Abstract: Een groot deel van het leven van een vertaler gaat op aan zaken doen: aan werven, offertes uitbrengen en onderhandelen. Hierbij wordt een beroep gedaan op eigenschappen waarover een vertaler volgens de traditionele beeldvorming niet beschikt. Maar is het waar? Zorgen vertalers niet goed voor zichzelf? Zijn vertalers watjes? De redactie interviewde een tweemansbedrijf (Teamwork van Marcel Lemmens en Tony Parr) (I), een literair vertaalster (Barbara de Lange) (II) en een groot vertaalbureau (Klaas de Jong van Wilkens c.s.) (III) om op deze uitspraak te reageren.

 

‘Vertalers zijn watjes, ze laten over zich lopen. Geen wonder dat er met vertalen nauwelijks droog brood valt te verdienen.’

‘Maar we hebben ook geen poot om op te staan’ is het veel gehoorde argument van veel vertalers, maar zeker van literair verta­lers. ‘We kunnen immers geen vuist maken tegenover uitgevers’.

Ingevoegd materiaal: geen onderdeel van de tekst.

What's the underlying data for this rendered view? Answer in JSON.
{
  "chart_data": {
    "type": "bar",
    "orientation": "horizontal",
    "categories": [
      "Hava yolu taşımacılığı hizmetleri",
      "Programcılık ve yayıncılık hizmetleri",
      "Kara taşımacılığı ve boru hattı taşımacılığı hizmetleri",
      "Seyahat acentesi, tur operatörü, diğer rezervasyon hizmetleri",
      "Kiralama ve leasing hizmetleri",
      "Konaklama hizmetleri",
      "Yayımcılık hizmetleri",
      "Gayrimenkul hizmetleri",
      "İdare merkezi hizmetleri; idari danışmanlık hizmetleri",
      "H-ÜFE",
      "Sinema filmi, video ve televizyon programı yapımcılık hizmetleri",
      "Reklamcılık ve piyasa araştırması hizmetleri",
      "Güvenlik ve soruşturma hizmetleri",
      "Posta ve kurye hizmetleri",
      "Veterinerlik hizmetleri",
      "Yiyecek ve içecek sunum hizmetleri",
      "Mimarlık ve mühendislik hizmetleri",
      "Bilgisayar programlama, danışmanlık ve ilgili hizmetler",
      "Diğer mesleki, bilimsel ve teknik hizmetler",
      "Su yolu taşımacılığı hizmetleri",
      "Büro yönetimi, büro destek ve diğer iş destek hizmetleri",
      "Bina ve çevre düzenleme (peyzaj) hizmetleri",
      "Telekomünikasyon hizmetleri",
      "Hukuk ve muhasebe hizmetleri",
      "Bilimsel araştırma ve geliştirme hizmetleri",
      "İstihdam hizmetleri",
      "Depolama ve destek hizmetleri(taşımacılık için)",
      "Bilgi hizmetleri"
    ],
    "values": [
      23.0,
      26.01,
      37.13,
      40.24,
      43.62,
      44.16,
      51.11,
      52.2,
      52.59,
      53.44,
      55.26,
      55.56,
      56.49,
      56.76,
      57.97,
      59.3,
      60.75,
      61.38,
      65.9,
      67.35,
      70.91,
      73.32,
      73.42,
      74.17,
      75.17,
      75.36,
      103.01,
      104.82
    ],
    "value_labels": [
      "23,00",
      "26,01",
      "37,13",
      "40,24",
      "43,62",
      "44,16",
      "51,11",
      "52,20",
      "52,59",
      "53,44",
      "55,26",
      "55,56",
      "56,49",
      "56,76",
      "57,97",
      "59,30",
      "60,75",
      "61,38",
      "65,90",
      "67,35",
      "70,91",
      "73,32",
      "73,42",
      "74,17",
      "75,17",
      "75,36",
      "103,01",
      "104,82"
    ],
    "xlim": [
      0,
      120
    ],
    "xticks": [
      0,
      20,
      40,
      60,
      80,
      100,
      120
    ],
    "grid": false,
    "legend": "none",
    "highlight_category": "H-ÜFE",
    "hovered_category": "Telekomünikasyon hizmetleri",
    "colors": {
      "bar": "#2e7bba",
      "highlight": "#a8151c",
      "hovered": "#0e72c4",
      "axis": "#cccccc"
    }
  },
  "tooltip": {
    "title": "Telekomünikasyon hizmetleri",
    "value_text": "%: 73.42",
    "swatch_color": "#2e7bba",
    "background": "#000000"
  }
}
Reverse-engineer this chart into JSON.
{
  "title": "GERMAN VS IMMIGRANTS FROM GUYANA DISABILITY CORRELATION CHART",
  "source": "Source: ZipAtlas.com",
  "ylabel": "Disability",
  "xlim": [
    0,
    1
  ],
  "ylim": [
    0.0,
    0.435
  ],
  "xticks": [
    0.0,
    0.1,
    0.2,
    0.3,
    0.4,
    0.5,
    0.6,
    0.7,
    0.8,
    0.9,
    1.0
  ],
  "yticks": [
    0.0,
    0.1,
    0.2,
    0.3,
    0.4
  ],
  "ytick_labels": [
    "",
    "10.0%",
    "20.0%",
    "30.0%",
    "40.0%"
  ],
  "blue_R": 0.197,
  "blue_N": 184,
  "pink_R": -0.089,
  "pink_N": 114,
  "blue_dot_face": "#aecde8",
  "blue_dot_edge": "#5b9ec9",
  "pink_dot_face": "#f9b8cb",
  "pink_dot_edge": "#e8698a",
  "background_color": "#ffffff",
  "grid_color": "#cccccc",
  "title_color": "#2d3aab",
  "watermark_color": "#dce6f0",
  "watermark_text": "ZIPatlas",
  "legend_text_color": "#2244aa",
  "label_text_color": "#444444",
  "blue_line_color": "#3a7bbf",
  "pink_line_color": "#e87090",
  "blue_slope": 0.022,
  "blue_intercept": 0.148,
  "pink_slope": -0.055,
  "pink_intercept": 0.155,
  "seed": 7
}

De positie van literair vertalers is inderdaad voor verbetering vatbaar, maar het is overdreven te stellen dat literair vertalers geen been hebben om op te staan. Er bestaan namelijk goede afspraken tussen literaire uit­gevers en vertalers. Al sinds lange tijd wordt er gewerkt met een Modelcontract (v/h Standaardcontract) voor literaire vertalingen, een contract dat in overleg tussen de LUG (Literaire Uitgeversgroep die is aangesloten bij de Groep Algemene Uitgevers) enerzijds en de VvL (Vereniging van Letterkundigen) anderzijds tot stand is gekomen. Het gaat bij het Model­contract (anders dan bij het Standaardcontract) om een licentie-overeen­komst, wat wil zeggen dat er geen sprake is van een complete overdracht van rechten: de vertaler verleent de uitgever een licentie om het door hem vertaalde werk in boekvorm uit te geven en te exploiteren. Enkele belangrijke punten uit het contract zijn: de honorering (vanzelfspre­kend) – een vast bedrag, berekend over het aantal woorden van het werk, voor de eerste 4000 of 5000 verkochte exemplaren; de exploitatie van ne­venrechten; een royaltyregeling die ingaat zodra meer dan 4000 (of 5000) exemplaren van de vertaling zijn verkocht (plus een regeling voor goedkope herdrukken, boekenclubexemplaren en dergelijke). In de Toe­lichting bij het Modelcontract staan de gebruikelijke percentages en be­dragen.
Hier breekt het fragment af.